Modified 6 Mar 2019, 9:40 am

The 1983 amendment to the Dangerous Drugs Act which imposes a mandatory death sentence on those convicted for drug trafficking is unconstitutional, the Federal Court heard today.

Lawyer Gopal Sri Ram said the amendment removed the court’s discretion to impose either life imprisonment or death sentence for the offence.

"The power to pass sentence and to determine the measure of punishment were both part of the judicial power. 

"The judicial function must be exercised by the judiciary and not by Parliament," he told a nine-man bench in the appeals by three foreign nationals challenging the mandatory death sentence imposed by the High Court.

Sri Ram said the removal of the discretion by the legislature amounted to interference in judicial function and went against the doctrine of separation of powers.

He also argued the amendment to the act had reduced the court's discretion to a mere "rubber-stamping" exercise.

Peruvian Jorge Crespo Gomes and South Africans Letitia Bosman and Benjamin William Hawkes were separately convicted and sentenced to death by the High Court between 2015 and 2016 for trafficking in drugs.

All three lost their appeals at the Court of Appeal.

Between 1975 and 1983, judges were given the discretion to either impose the death penalty or life imprisonment after finding an accused person guilty of drug trafficking.

The government amended the law two years ago to give the court the option to either impose the death sentence or life imprisonment, but subject to certain conditions by the public prosecutor. 

This new law came into effect on March 15 last year.

However, the three foreigners cannot benefit from the new law because it does not have retrospective effect.

At the hearing of the appeals today, Sri Ram, who represented the foreign nationals, also submitted that the Federal Constitution only allowed a court to take life in accordance with the law.

He said the death penalty was not a commensurate punishment for all drug cases.

Lawyer Abdul Rashid Ismail, who was also appearing for the foreign nationals, submitted that Malaysia is the only country in the Commonwealth still imposing the death sentence for drug trafficking offences.

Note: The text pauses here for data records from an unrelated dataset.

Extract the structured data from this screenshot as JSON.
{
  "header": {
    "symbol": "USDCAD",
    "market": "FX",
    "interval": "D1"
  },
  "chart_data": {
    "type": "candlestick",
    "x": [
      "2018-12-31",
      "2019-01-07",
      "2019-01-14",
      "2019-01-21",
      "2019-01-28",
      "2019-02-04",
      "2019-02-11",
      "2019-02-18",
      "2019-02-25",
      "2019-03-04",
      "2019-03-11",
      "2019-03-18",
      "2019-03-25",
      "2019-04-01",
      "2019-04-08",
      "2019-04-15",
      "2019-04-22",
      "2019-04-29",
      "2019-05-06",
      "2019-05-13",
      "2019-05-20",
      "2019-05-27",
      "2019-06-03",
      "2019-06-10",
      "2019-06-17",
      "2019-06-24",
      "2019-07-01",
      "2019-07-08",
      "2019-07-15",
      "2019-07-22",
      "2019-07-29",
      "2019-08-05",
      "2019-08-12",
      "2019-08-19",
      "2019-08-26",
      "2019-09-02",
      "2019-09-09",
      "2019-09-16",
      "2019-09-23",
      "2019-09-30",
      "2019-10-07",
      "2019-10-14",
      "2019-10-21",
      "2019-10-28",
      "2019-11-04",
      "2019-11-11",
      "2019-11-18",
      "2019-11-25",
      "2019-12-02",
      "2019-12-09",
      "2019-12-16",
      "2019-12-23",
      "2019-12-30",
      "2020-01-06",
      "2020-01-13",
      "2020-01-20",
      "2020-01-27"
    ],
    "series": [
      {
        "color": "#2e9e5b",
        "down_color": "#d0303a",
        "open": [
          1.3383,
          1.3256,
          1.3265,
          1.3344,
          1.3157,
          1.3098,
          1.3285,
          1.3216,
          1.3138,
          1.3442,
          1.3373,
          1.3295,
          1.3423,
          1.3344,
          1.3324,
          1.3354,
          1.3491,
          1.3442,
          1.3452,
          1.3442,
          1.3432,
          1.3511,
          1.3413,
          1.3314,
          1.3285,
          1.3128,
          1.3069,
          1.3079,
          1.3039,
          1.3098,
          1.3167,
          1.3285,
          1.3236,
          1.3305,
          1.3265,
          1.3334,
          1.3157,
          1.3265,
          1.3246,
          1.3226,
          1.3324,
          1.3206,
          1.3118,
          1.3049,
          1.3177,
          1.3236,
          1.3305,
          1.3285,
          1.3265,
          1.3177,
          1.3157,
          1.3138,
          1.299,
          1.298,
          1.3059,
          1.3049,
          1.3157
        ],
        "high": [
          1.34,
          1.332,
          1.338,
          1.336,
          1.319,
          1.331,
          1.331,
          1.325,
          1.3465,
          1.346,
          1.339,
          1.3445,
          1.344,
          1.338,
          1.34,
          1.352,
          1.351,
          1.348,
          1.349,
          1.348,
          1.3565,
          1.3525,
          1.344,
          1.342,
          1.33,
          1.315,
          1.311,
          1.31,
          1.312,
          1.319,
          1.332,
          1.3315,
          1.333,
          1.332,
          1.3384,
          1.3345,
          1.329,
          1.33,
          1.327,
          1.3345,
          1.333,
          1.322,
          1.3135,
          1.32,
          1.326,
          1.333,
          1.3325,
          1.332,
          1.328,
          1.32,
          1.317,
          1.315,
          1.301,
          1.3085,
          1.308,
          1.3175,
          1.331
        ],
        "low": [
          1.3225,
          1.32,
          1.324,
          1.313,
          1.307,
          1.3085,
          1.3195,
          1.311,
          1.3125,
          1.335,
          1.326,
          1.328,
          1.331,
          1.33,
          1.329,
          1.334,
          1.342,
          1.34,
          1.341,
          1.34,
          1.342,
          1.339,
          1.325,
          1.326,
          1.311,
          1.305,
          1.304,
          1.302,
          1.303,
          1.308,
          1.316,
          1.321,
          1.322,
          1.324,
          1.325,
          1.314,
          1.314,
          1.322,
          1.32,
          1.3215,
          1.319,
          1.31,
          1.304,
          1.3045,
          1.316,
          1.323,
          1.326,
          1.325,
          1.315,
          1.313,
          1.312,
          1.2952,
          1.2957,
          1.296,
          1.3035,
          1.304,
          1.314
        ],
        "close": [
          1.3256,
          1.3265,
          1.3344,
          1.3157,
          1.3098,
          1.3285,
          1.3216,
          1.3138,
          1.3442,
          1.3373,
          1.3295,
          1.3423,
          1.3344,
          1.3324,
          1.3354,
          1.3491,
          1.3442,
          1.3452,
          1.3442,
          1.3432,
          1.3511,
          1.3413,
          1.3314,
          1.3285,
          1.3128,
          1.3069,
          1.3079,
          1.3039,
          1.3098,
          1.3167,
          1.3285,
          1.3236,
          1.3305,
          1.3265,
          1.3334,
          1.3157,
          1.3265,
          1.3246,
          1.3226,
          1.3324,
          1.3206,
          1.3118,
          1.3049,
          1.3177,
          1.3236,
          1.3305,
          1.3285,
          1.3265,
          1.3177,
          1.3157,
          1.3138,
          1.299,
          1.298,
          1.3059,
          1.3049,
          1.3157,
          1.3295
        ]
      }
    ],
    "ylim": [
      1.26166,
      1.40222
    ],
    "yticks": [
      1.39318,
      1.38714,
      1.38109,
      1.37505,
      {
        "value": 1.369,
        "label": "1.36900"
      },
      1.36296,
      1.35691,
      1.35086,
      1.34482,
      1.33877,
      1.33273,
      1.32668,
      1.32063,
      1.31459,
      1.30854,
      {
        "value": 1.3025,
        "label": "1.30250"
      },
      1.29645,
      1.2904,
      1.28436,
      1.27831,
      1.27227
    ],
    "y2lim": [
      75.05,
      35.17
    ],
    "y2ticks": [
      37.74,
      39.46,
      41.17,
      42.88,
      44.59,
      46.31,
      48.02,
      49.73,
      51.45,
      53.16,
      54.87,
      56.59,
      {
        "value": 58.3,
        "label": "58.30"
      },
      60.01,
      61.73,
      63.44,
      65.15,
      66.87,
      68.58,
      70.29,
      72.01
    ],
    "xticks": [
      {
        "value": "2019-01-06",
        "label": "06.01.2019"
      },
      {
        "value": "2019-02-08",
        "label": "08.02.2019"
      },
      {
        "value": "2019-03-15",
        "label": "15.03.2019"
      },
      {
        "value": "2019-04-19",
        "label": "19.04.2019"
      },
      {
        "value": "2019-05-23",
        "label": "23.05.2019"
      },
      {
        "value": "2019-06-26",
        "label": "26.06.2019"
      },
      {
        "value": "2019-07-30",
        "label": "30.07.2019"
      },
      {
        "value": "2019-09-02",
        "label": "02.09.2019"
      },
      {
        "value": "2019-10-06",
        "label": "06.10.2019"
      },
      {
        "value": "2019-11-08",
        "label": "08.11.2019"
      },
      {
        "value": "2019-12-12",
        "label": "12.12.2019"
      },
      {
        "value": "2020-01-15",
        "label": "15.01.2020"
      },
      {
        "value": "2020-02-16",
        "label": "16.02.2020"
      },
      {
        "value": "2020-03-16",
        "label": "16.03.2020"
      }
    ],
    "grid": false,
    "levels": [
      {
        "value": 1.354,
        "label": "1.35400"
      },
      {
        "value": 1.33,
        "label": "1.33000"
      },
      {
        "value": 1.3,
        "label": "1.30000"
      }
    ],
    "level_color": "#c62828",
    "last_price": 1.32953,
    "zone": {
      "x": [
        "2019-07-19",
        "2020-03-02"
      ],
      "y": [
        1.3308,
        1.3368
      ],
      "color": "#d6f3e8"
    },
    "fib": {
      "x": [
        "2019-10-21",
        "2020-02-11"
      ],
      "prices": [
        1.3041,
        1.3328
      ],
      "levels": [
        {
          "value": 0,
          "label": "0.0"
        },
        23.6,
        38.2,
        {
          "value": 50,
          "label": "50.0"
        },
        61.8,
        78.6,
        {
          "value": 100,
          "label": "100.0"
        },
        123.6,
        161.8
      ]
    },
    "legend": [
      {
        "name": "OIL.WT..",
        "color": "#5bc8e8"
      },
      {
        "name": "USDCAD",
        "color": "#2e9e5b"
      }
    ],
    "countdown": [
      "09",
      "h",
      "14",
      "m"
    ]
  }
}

Deputy public prosecutor Nik Suhaimi Nik Sulaiman said Parliament validly passed the law based on policy consideration of the executive branch then.

He said the reason for the mandatory death sentence being imposed was because the drug menace was serious and a threat to the security of the nation.

He said it was the duty of the court to pass sentence according to the law as it stood.

The bench chaired by Chief Justice Richard Malanjum reserved judgment to a date to be fixed.